For once I am feeling the need to reach out and socialize, so hello (my small corner of the) world!

I think it has finally sunk in that I am officially well off of the expected course for my life, and frankly, I could not be more thrilled. Since Halloween I have been feeling larger and more consistent surges of energy than I have for some time, probably since mid Junior year of MoHo or thereabouts. I really had no idea exactly how miserable I was until now that I am pretty much on the other side of it all. It's not that I do not miss academia and structured learning; quite the opposite, I find myself craving a course of study lately. It seems that I just desperately needed to take some time to know myself as someone who was not a student and start to question what exactly I wanted besides passing classes and earning very expensive pieces of paper (assuming I even really wanted such things in the first place). I don't have many answers yet, but I think I am at least finally beginning to ask myself the right questions.
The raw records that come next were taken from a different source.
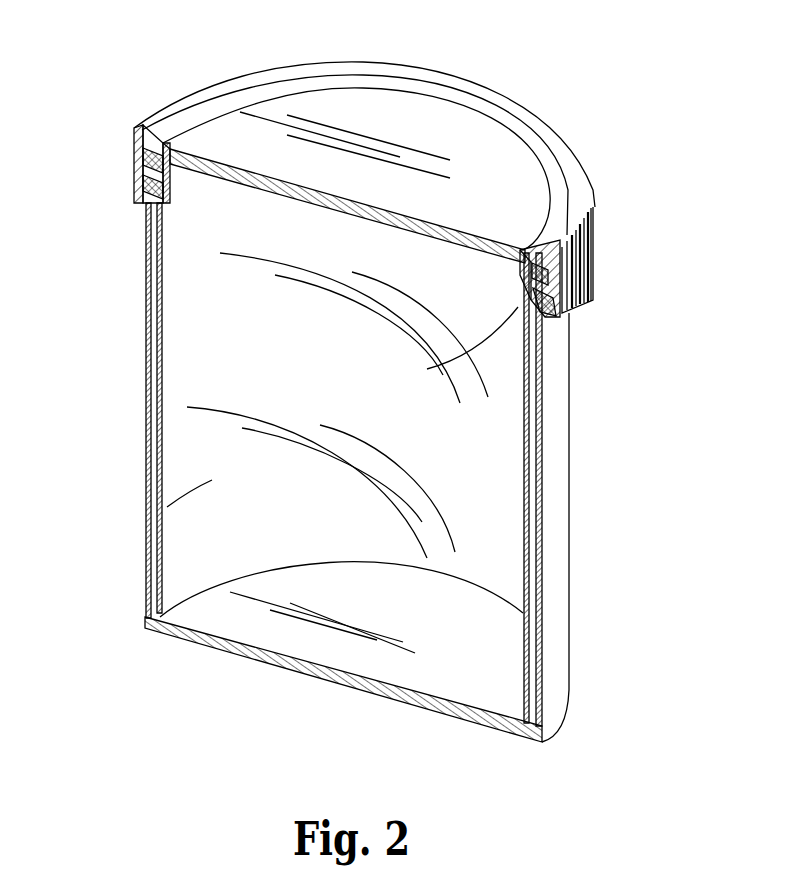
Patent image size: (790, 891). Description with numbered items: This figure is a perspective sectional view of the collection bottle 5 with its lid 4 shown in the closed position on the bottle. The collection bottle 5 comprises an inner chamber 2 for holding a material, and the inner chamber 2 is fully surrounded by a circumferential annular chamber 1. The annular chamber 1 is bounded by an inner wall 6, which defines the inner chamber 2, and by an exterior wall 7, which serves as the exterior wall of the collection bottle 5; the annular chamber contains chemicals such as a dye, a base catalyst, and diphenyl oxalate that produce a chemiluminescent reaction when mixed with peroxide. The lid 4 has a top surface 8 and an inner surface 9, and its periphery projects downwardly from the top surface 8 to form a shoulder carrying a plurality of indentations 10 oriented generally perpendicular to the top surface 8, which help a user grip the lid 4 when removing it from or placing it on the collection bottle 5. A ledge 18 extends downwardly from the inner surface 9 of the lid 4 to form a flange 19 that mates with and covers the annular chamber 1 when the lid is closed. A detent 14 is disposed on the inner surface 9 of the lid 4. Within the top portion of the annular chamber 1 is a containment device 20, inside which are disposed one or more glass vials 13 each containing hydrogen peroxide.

The annular chamber 1 is at (155, 435).
The inner chamber 2 is at (157, 508).
The lid 4 is at (308, 70).
The collection bottle 5 is at (320, 672).
The inner wall 6 is at (167, 383).
The exterior wall 7 is at (146, 305).
The top surface 8 is at (273, 112).
The inner surface 9 is at (405, 214).
The indentations 10 is at (597, 247).
The glass vials 13 is at (150, 158).
The detent 14 is at (527, 257).
The ledge 18 is at (187, 178).
The flange 19 is at (452, 359).
The containment device 20 is at (137, 176).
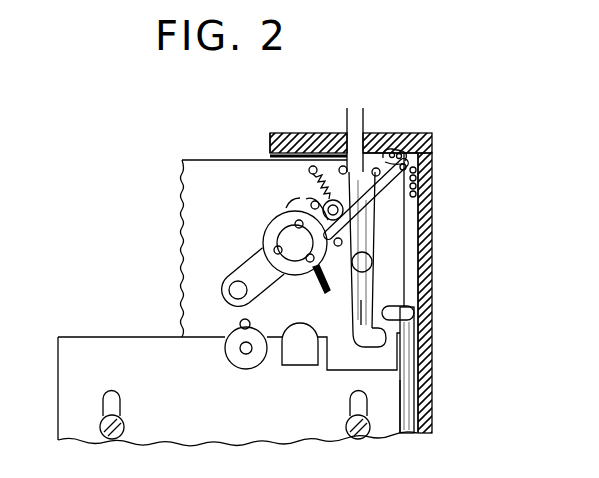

I am also finding myself seriously re-examining my chosen community(ies). I realized that I have continually fallen into the trap that I did in high school, of focusing my energies on the acceptance of the wrong people, thereby taking those energies away from those whose companionship could prove more rewarding. It feels like I am continually re-enacting the same psychodrama from childhood where that horrible child Christine told me I couldn't join in on her little games because I couldn't have the right kind of pink shoes due to my leg braces. It's like I seek out people that remind me of her and her tiny cohort, and hang around on the outside of the circle begging for head-pats. I hate this pattern, but I'm not entirely sure that I have developed the skills to seek out more healthy social situations. I am able to function socially much better these days than in the past, but I still fail at making the first move toward a social relationship of any kind more deep than "con-buddies" because of my ingrained fear of rejection and feelings of unworthiness. I had to be asleep to kiss Rob the first time and Jessie had to poke me with a tiny knitting needle until I asked him out (both crazy true stories). And if it weren't for roleplaying, I never would have felt comfortable enough to open up to Mike. I feel bad because there are people that I value and want to get to know better, but I don't know how to stay in touch, and from the outside I'm sure it looks like I don't regard them as a priority. In fact, it's usually that I value them too much to function.

On the bright side, I have been making progress, because I am able to acknowledge this, and am slowly forcing myself out of my comfort zone. With any luck, I'll be a functioning member of society yet. ;) So what have all of you been up to?